Con esto no quiero decir que te volverás un asesino en serie, ni un hombre
desquiciado al que la vida se ha encargado de darle por culo; sólo digo,
muchacho, que te crecerán pelos en las pelotas, tu polla empezará a
desarrollarse y, a pesar de la mierda religiosa que te inculquen en el colegio,
comenzarás a echarte tus primeras pajas pensando en una virgen con la falda sobre
los muslos. Por eso digo que serás un sujeto como Lian, tal como lo fue tu
padre o como el pobre diablo que escribe esta crónica. Un hombre al que si le
hacen un agujero con una bala, sangrará; un hombre al que si no se le atiende
pronto, caerá tendido sobre unos brazos huesudos.

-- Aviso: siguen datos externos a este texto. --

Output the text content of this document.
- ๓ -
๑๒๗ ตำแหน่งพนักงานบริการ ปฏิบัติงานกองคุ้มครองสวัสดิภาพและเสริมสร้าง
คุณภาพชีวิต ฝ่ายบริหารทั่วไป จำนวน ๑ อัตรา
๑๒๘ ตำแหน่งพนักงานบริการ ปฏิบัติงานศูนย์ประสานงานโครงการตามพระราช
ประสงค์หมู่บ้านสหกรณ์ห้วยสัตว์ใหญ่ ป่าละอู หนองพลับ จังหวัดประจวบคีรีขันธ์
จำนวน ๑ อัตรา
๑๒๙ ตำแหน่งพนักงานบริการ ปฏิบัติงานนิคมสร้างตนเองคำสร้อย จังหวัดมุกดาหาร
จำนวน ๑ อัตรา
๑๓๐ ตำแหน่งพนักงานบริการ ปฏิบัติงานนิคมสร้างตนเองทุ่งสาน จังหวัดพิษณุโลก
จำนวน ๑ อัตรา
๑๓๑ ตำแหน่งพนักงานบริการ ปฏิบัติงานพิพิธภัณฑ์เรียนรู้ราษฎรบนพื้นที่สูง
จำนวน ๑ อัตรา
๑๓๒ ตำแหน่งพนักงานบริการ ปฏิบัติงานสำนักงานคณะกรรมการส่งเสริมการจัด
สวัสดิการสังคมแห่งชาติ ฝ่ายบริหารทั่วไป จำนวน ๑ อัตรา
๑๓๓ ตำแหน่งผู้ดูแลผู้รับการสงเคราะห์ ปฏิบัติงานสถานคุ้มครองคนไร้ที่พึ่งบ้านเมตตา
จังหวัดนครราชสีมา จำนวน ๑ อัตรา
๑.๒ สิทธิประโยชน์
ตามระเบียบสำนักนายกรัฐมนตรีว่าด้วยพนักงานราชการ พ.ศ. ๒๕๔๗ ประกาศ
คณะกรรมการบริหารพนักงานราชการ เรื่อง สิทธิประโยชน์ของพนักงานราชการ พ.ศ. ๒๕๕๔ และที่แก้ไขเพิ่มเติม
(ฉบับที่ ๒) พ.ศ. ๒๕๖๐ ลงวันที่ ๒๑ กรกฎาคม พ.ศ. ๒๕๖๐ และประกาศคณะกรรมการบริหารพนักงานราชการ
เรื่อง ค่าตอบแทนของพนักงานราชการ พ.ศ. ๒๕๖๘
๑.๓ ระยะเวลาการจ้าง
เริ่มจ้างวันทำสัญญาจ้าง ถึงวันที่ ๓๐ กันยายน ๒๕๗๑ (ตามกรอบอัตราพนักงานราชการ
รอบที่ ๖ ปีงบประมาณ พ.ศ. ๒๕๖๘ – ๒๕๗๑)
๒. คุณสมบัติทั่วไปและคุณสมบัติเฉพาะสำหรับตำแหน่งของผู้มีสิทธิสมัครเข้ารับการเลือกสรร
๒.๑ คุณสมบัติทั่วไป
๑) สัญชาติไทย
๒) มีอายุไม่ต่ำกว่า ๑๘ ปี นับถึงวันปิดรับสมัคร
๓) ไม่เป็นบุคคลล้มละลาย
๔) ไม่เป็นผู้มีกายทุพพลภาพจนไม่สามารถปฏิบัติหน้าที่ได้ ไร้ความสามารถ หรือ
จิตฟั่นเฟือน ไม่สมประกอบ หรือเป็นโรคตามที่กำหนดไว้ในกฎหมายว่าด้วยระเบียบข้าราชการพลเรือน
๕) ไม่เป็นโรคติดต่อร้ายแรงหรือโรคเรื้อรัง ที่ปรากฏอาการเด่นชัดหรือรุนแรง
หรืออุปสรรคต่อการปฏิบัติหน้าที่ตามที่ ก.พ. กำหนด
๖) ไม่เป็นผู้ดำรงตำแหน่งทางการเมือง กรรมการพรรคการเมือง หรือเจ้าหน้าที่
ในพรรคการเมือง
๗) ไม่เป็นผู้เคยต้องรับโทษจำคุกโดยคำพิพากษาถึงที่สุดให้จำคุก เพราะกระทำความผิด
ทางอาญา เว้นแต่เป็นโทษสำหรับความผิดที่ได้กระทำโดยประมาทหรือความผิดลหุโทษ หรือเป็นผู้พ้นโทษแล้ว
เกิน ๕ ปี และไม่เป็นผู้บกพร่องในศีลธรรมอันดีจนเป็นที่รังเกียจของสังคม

Por eso digo que cuando Lian
tenía tu edad era un sujeto como tú. Si ya no eres joven, imagínate a ti mismo cuando
te echabas unos cuantos polvos con una mujer desconocida (si no lo hiciste, tal
vez no hayas tenido una vida real, tal vez hayas vivido encerrado en un código
ético invisible: eras un maldito perdedor que después de casarse quiso probar
la infidelidad). Sólo no me culpes si acierto. Puede que no. Pero son cosas que
pasan. Cosas de la vida. Todo este proceso es un proceso natural. Si no
experimentas las drogas a su debido tiempo, tarde o temprano vas a querer que
ellas experimenten contigo. Recuerda que durante o después de terminar la
escuela (épocas en las que solías irte con prostitutas), algunos conocidos te
invitaban un cigarrillo de marihuana y, si tú lo aceptabas, sólo era para que
la banda le abriera sus puertas a un tonto más. Pero dentro de tu cabeza no te
creías un tonto, sino uno de los sujetos listos del grupo. Algunos segundos más
tarde te llevabas la chicharrera a la boca y terminabas inhalando las primeras
toxinas de un componente llamado delta-9-tetrahidrocarbocannabinol. En ese
entonces, cuando merodeabas por las calles como un vagabundo, desconocías su
nombre. Quizá ahora sea la primera vez que lo leas o tal vez pueda darse el
caso de que te guste leer sobre las drogas y sus efectos y, en este momento, te
estés muriendo de hilaridad. No soy más que un sujeto que detrás de una
computadora pierde al jugar a ser dios (es lo que estás pensando); que apuesta a
atinar el camino que sigue el hombre sólo porque cree tener un poco más de
imaginación que el resto. Lian Lanzani, mejor conocido como el Asesino del
Serrucho, también era un sujeto que había desarrollado ese talento. Él creía que estaba maldito. Que tenía
imaginación para matar. Cuando Lian afilaba su arma en el matadero observaba
las jaulas en las que encerraba a esas bestias con pelo negro y ojos que
parecían mirar a cualquier dirección. Eran ojos asustados. Luego apagaba las
velas con un soplido. Arrastraba las botas de vaquero y, con la cabeza gacha,
cubierta por una melena de cabellos gruesos, se detenía frente a un escritorio
cubierto de polvo. Lian extendía la mano para abrir el cajón. Se aferraba a la
manija. La jalaba. Y se escuchaba a un chirrido antiguo pasearse por un
corredor temporal. Dentro no encontraba nada más que cadáveres de cangrejos,
naipes repetidos con la figura del carruaje y del hombre ahorcado, una rosa, un
tulipán, un clavel (todos marchitos), piedras de la suerte y un manojo de
llaves de carcelero. Lian Lanzani sonreía mientras se daba la vuelta para abrir
las pequeñas celdas. Tomaría a los animales peludos del pescuezo para echarlos
sobre la mesa y empezar a serruchar: adelante, atrás, adelante, atrás. Carne
que se abre. Huesos que crujen. La sangre salpica sobre su rostro. Lian se pasa
la lengua por los labios para saborearla. «Exquisita», piensa y luego te mira. Tú
crees que parece un buen hombre. Uno que se preocupa por los animales. Pero
todo es una vil ilusión de tu cerebro. Te sientes mareado. Confuso. Es la única
manera como ayudarías a un asesino que mata gatos con un serrucho.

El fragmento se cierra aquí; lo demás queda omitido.